On Tue, May 27, 2014 at 08:26:53AM +1000, Dave Chinner wrote:
> From: Dave Chinner <dchinner@xxxxxxxxxx>
> Upon memory pressure, kswapd calls xfs_vm_writepage() from
> shrink_page_list(). This can result in delayed allocation occurring
> and that gets deferred to the the allocation workqueue.

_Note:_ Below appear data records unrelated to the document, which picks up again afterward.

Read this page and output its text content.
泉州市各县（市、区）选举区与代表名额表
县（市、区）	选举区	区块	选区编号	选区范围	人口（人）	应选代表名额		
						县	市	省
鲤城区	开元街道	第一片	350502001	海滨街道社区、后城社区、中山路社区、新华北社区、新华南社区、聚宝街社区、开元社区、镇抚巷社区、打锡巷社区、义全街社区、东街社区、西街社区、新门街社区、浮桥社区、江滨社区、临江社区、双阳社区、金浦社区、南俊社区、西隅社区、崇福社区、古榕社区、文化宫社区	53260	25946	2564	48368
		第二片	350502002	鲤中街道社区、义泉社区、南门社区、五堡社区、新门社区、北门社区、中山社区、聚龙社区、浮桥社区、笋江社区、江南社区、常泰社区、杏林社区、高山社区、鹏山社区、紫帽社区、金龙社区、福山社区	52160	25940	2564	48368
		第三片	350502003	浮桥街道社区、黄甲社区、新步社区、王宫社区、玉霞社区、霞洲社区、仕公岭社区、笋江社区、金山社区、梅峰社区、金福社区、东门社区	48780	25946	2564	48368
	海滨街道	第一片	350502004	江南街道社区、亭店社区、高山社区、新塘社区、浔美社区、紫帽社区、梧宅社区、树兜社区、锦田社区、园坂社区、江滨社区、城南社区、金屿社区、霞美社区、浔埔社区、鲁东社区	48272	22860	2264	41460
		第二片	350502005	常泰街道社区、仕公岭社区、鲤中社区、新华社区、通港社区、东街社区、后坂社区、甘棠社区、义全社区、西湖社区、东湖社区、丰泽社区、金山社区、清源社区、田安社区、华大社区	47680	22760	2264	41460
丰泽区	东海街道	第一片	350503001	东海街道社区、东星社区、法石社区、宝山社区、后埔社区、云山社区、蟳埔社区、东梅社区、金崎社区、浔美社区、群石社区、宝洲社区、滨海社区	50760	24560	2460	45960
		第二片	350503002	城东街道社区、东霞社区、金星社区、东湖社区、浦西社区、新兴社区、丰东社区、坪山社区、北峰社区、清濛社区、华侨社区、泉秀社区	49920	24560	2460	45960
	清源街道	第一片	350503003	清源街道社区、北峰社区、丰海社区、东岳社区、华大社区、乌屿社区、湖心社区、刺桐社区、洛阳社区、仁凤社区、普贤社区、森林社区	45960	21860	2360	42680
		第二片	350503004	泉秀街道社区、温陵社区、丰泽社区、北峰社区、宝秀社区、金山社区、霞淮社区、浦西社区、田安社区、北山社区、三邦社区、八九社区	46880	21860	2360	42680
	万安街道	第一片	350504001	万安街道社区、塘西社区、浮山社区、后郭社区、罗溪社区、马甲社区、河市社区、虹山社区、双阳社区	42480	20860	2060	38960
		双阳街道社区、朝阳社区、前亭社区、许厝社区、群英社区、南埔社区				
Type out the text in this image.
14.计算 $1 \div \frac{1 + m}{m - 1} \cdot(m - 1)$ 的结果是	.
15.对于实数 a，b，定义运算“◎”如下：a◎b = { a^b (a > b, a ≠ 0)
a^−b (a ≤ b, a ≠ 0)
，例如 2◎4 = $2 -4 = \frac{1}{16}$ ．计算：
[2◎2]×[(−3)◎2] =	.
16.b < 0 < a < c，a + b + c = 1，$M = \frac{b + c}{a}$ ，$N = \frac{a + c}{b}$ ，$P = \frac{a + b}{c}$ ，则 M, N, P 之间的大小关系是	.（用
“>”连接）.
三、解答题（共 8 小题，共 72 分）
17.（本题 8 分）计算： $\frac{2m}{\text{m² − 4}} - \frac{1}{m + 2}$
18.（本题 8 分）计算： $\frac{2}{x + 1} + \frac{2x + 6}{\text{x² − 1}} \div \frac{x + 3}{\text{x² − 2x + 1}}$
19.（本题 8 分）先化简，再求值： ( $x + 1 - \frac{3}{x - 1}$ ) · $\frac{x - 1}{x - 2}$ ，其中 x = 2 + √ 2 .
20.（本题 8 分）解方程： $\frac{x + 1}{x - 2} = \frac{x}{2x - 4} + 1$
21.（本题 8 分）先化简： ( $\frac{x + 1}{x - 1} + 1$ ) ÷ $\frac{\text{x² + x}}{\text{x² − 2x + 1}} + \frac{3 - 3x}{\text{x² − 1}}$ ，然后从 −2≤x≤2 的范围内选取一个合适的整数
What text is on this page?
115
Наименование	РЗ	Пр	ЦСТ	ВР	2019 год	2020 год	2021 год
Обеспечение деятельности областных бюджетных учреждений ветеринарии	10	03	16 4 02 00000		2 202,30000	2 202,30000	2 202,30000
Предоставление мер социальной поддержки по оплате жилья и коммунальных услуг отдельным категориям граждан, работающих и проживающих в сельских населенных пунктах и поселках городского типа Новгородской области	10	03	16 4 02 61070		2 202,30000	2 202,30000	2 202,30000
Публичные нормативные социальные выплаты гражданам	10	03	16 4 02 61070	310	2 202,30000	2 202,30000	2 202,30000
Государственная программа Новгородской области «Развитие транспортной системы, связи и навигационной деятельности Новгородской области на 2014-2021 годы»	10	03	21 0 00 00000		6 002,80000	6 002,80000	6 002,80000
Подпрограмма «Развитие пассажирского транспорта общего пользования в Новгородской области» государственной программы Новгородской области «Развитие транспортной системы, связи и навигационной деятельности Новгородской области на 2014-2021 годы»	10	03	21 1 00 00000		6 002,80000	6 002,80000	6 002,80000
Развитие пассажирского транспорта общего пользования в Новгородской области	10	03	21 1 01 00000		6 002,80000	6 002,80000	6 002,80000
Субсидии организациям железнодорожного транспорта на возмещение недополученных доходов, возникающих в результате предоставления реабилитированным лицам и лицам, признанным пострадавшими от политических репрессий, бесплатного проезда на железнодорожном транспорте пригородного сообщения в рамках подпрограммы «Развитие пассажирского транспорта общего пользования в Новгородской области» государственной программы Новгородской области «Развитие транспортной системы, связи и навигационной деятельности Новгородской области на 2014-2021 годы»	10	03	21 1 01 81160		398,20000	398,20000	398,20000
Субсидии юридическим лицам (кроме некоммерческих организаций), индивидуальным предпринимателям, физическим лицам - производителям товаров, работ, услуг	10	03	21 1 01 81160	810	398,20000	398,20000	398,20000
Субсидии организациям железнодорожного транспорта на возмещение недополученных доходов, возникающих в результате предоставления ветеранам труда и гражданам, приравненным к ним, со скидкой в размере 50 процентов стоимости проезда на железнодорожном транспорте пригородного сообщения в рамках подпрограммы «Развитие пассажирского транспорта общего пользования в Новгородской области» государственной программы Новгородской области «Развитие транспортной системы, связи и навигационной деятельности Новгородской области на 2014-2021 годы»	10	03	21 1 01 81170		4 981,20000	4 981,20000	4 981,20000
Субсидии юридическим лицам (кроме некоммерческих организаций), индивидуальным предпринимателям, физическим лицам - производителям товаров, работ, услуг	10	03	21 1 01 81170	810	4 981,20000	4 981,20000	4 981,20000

> The allocation then runs outside kswapd context, which means if it
> needs memory (and it does to demand page metadata from disk) it can
> block in shrink_inactive_list() waiting for IO congestion. These
> blocking waits are normally avoiding in kswapd context, so under
> memory pressure writeback from kswapd can be arbitrarily delayed by
> memory reclaim.
> To avoid this, pass the kswapd context to the allocation being done
> by the workqueue, so that memory reclaim understands correctly that
> the work is being done for kswapd and therefore it is not blocked
> and does not delay memory reclaim.
> To avoid issues with int->char conversion of flag fields (as noticed
> in v1 of this patch) convert the flag fields in the struct
> xfs_bmalloca to bool types. pahole indicates these variables are
> still single byte variables, so no extra space is consumed by this
Reviewed-by: Christoph Hellwig <hch@xxxxxx>